I still have mine, but I don't carry or use it any more. I found it to be too large and heavy for EDC, and use a Fallkniven S1 Pro when I need something that size.


----------



## rice paddy daddy (Jul 17, 2012)

My original was a Schrade, back when they used to put serial numbers on them.
That one got a broken spring driving it thru the vent window frame of a Ford F-150 with a hammer to flip the latch up once when the keys were locked inside. Blade did not break, the latch spring did.

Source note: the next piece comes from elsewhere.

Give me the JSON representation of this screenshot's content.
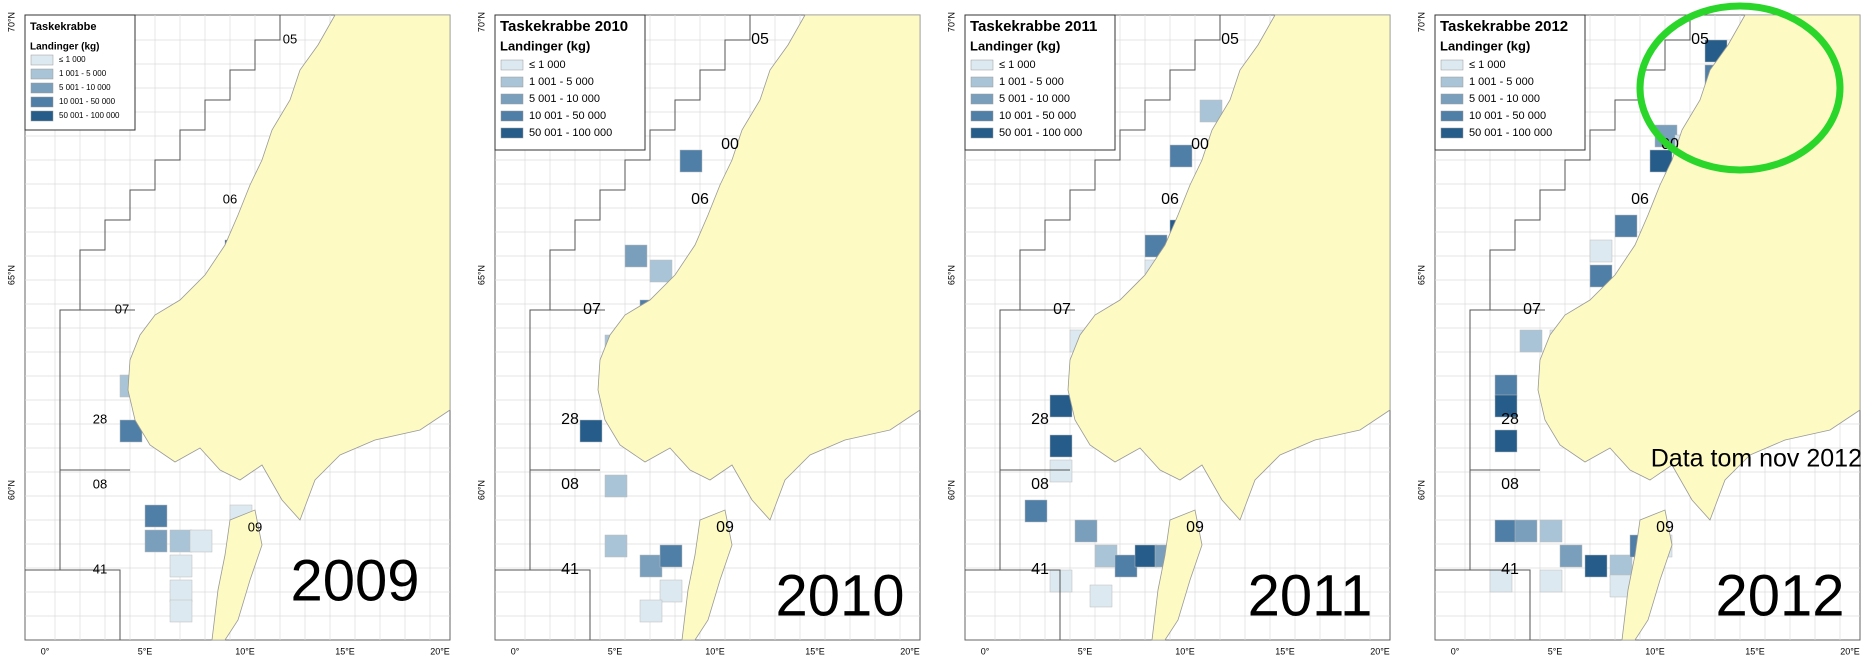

Today I have a 30 year old Buck 110 with Georgia Pacific and the triangular GP logo engraved in one wood scale. 
It was presented to me by a big boss for doing a special task exceptionally well.
It gets out and about every once in a while.


----------



## Demitri.14 (Nov 21, 2018)

I dont have a 110, but I do have a 102 I bought in '72 that I still have.


----------



## 46rkl (May 2, 2020)

I have field dressed over 150 deer using my original Buck knife. Lost it twice and found it twice. I don’t doubt there are better knives out there but my dad bought this for me at 16 and I would never give it up. Shot my first elk in NM a few years back and the outfitter said that his guys would do the field dressing but I told him that I had to do it with my Buck. It was truly an emotional moment.


----------



## One Shot (Oct 25, 2021)

I have two, one was my dads and in 1968 a LEO friend of the family gave me one he took off of some guy, better one is hiding somewhere in a box with original rawhide holster.
i carried this knife across country four times and carried it into Mexico for a four day vacation when I was 19 and didn't know better....this was not as wrong as having my revolver under the seat, all I can say is I was lucky .
I still have those knives and use them.


----------



## Chipper (Dec 22, 2012)

Don't think I even had one like that. Did have a Buck 422,426 and 301 that got carried everyplace. Can't even begin to recall how much game those knifes went through. 

Those orange handles saved those knifes a few times. Getting dropped in 2 feet of snow or in the brush. Maybe that's where the 101 went.


----------



## Buckman (Sep 24, 2020)

Sadly I don’t have my original anymore. But I’ve bought them as gifts for my grandson and my son. Then Buck came out with their automatics and my EDC is now a 110 Auto Elite.


----------